ELAINE RAMOS A exposição é um pouco para refletir sobre isso. Penso que toda profissão tem um papel social, ou pelo menos deveria ter. E acho que o design atua pouco nessa vertente atualmente. Podia atuar mais. Quisemos fazer uma provocação disso e propor que o design recuasse em relação ao cotidiano do trabalho. Queremos pensar como é possível atuar como designer na cidade, pois essa é a grande questão atual: como interagir com o lugar onde se vive?
CONTINENTE Então, qual seria o papel social do designer na vida de hoje?
ELAINE RAMOS A chave é exatamente a comunicação. Qualquer tipo de movimento, seja ele político, cultural ou artístico, traz em si uma necessidade de comunicação que é primordial. E é o design que faz essa interface. Na vida cotidiana das grandes cidades, temos uma necessidade de comunicação básica que nem sempre é atendida. Por exemplo, seria lindo incluir na Cidade gráfica um projeto de sinalização urbana de sistema de ônibus de alguma cidade do Brasil, qualquer iniciativa criada para transmitir as simples informações dos horários de chegadas e partidas dos ônibus. Só que isso não existe. Como estamos em 2014 e chegamos a um ponto de ônibus sem saber que linhas passam ali? É inacreditável ter essa situação em cidades como São Paulo ou o Recife.
CONTINENTE O design então se torna, no cotidiano urbano contemporâneo, uma ferramenta essencial para fazer com que a cidade se comunique com os que nela vivem?

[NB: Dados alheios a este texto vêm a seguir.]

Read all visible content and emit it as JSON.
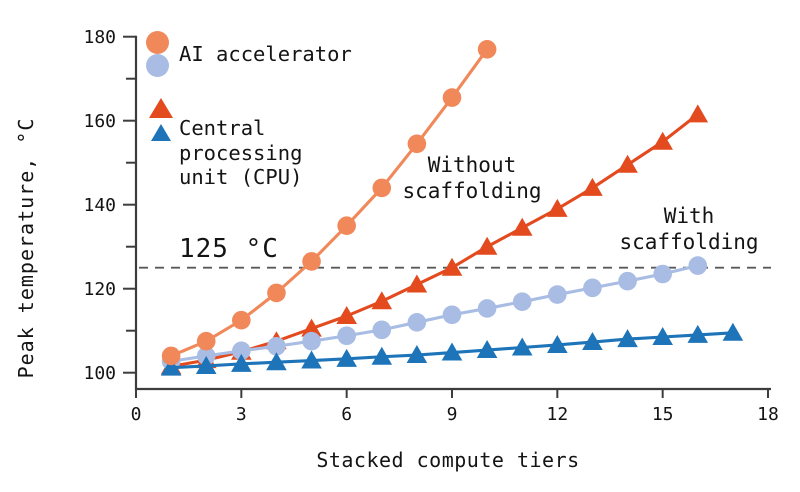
{
  "chart_data": {
    "type": "line",
    "title": "",
    "xlabel": "Stacked compute tiers",
    "ylabel": "Peak temperature, °C",
    "xlim": [
      0,
      18
    ],
    "ylim": [
      96,
      180
    ],
    "x_ticks": [
      0,
      3,
      6,
      9,
      12,
      15,
      18
    ],
    "y_ticks": [
      100,
      120,
      140,
      160,
      180
    ],
    "y_minor_ticks": [
      110,
      130,
      150,
      170
    ],
    "grid": "off",
    "legend_position": "top-left",
    "threshold": {
      "value": 125,
      "label": "125 °C"
    },
    "series": [
      {
        "id": "cpu-without",
        "name": "Central processing unit (CPU) — without scaffolding",
        "marker": "triangle",
        "color": "#E34A1E",
        "x": [
          1,
          2,
          3,
          4,
          5,
          6,
          7,
          8,
          9,
          10,
          11,
          12,
          13,
          14,
          15,
          16
        ],
        "values": [
          101.5,
          103,
          105,
          107.5,
          110.5,
          113.5,
          117,
          121,
          125,
          130,
          134.5,
          139,
          144,
          149.5,
          155,
          161.5
        ]
      },
      {
        "id": "ai-accel-with",
        "name": "AI accelerator — with scaffolding",
        "marker": "circle",
        "color": "#A8BCE4",
        "x": [
          1,
          2,
          3,
          4,
          5,
          6,
          7,
          8,
          9,
          10,
          11,
          12,
          13,
          14,
          15,
          16
        ],
        "values": [
          102.7,
          104,
          105.2,
          106.3,
          107.5,
          108.8,
          110.2,
          112,
          113.8,
          115.3,
          116.9,
          118.6,
          120.2,
          121.8,
          123.5,
          125.5
        ]
      },
      {
        "id": "cpu-with",
        "name": "Central processing unit (CPU) — with scaffolding",
        "marker": "triangle",
        "color": "#1E74B8",
        "x": [
          1,
          2,
          3,
          4,
          5,
          6,
          7,
          8,
          9,
          10,
          11,
          12,
          13,
          14,
          15,
          16,
          17
        ],
        "values": [
          101.2,
          101.6,
          102.1,
          102.5,
          102.9,
          103.3,
          103.8,
          104.2,
          104.8,
          105.4,
          106,
          106.6,
          107.3,
          108,
          108.5,
          109,
          109.5
        ]
      },
      {
        "id": "ai-accel-without",
        "name": "AI accelerator — without scaffolding",
        "marker": "circle",
        "color": "#F0885A",
        "x": [
          1,
          2,
          3,
          4,
          5,
          6,
          7,
          8,
          9,
          10
        ],
        "values": [
          104,
          107.5,
          112.5,
          119,
          126.5,
          135,
          144,
          154.5,
          165.5,
          177
        ]
      }
    ],
    "legend": [
      {
        "label": "AI accelerator",
        "marker": "circle",
        "marker_colors": [
          "#F0885A",
          "#A8BCE4"
        ]
      },
      {
        "label": "Central processing unit (CPU)",
        "lines": [
          "Central",
          "processing",
          "unit (CPU)"
        ],
        "marker": "triangle",
        "marker_colors": [
          "#E34A1E",
          "#1E74B8"
        ]
      }
    ],
    "annotations": [
      {
        "id": "without",
        "lines": [
          "Without",
          "scaffolding"
        ]
      },
      {
        "id": "with",
        "lines": [
          "With",
          "scaffolding"
        ]
      }
    ],
    "colors": {
      "axis": "#3d3d3d",
      "text": "#141414",
      "threshold_line": "#5a5a5a",
      "ai_without": "#F0885A",
      "ai_with": "#A8BCE4",
      "cpu_without": "#E34A1E",
      "cpu_with": "#1E74B8"
    }
  }
}
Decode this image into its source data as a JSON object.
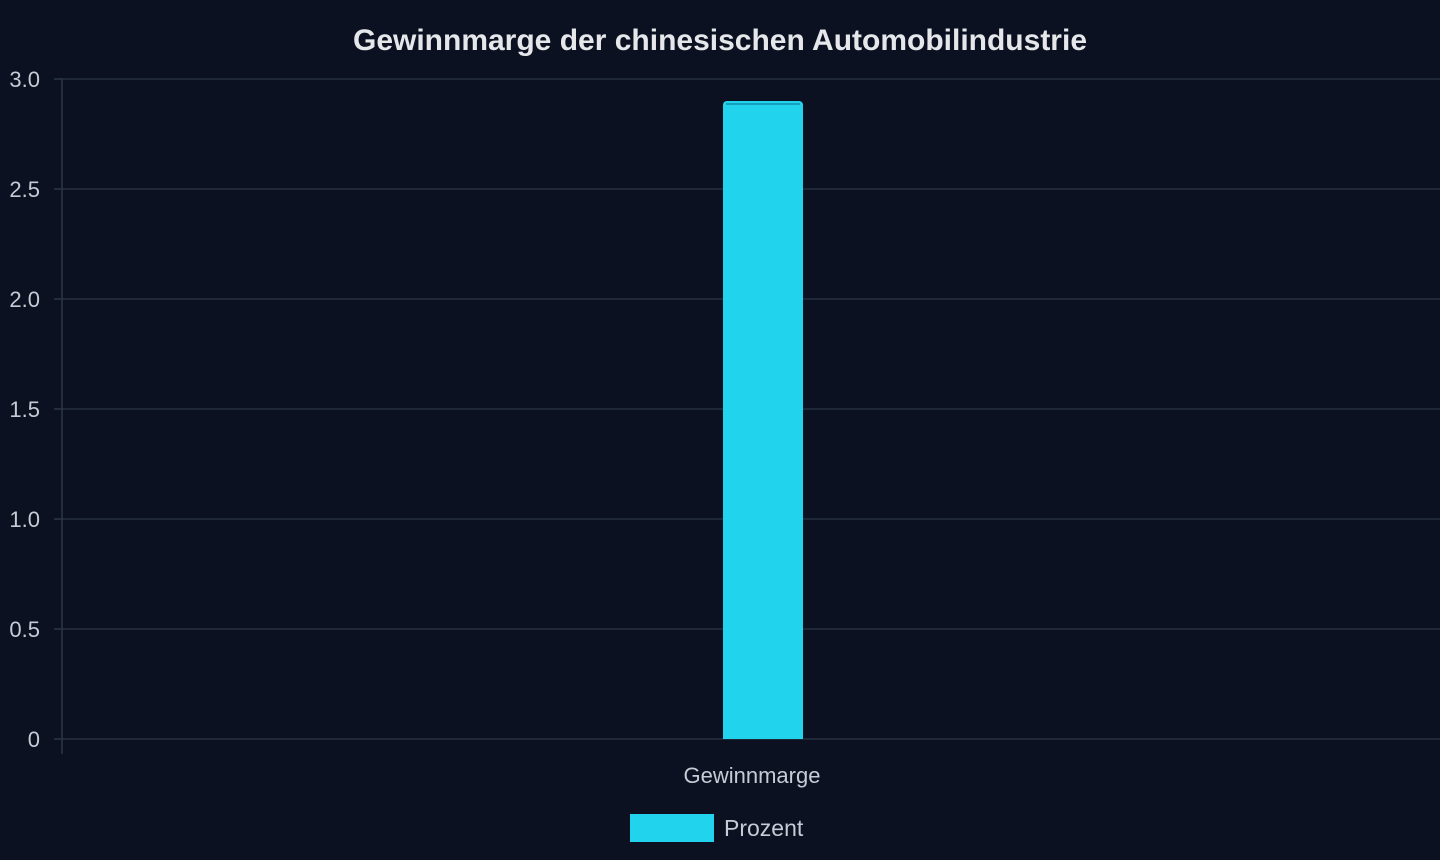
{
  "chart_data": {
    "type": "bar",
    "title": "Gewinnmarge der chinesischen Automobilindustrie",
    "categories": [
      "Gewinnmarge"
    ],
    "series": [
      {
        "name": "Prozent",
        "values": [
          2.9
        ],
        "color": "#22d3ee"
      }
    ],
    "ylim": [
      0,
      3.0
    ],
    "yticks": [
      "0",
      "0.5",
      "1.0",
      "1.5",
      "2.0",
      "2.5",
      "3.0"
    ],
    "ytick_values": [
      0,
      0.5,
      1.0,
      1.5,
      2.0,
      2.5,
      3.0
    ],
    "grid": true,
    "legend_position": "bottom",
    "colors": {
      "background": "#0b1120",
      "grid": "#263041",
      "axis": "#2d3748",
      "text": "#c7cbd6",
      "title": "#e5e7eb"
    }
  }
}
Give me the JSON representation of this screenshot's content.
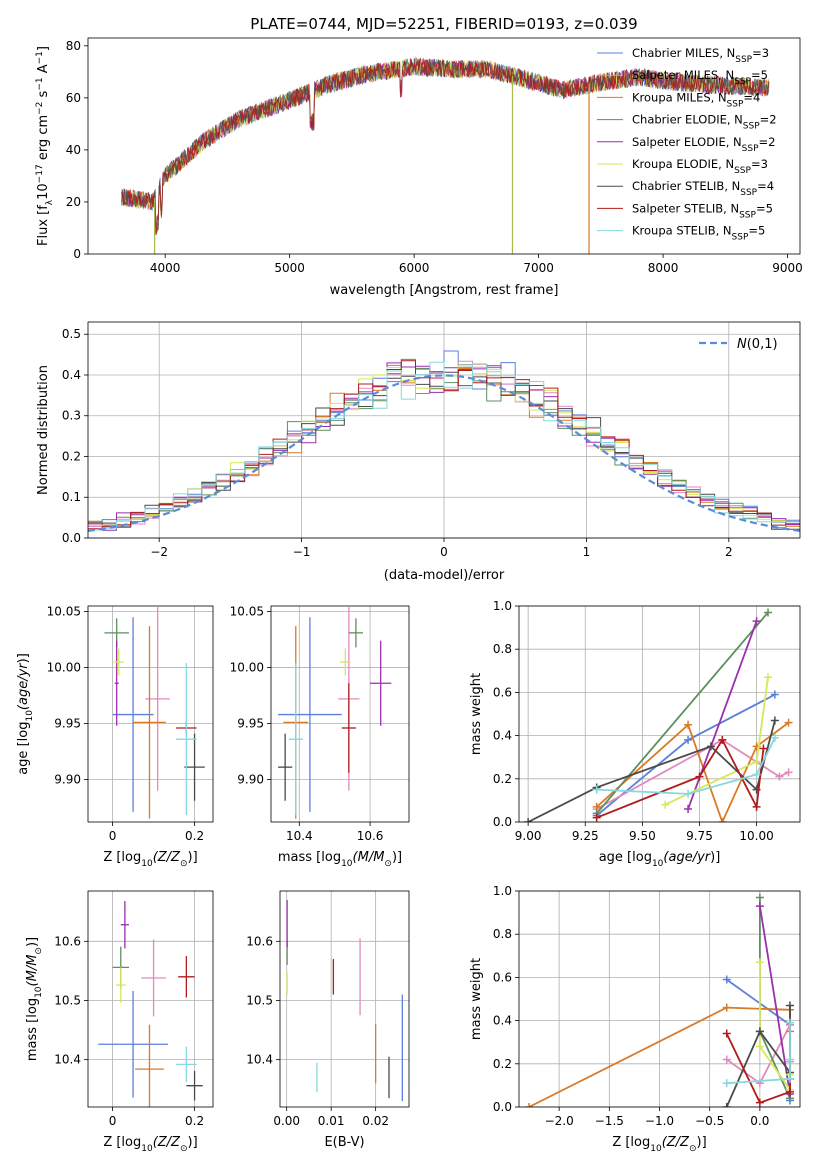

ELAINE RAMOS A eficiência da comunicação é a chave. Se, por lado, ela faz uma marca reverberar mais ou uma empresa ser notada por um produto que está construindo, aí tem um valor material; por outro, no caso desse tipo de articulação ligada à cidade, a que chega às pessoas, ela pode ser, inclusive, um desenho invisível, mínimo. E, mesmo assim, atingir não só a elite da cidade, mas toda a população. Por isso que se entende que o design é fundamental em toda a comunicação e em questões que não necessariamente têm a ver com a reivindicação de direitos ou com política, mas que são questões básicas, de funcionamento daquela determinada cidade.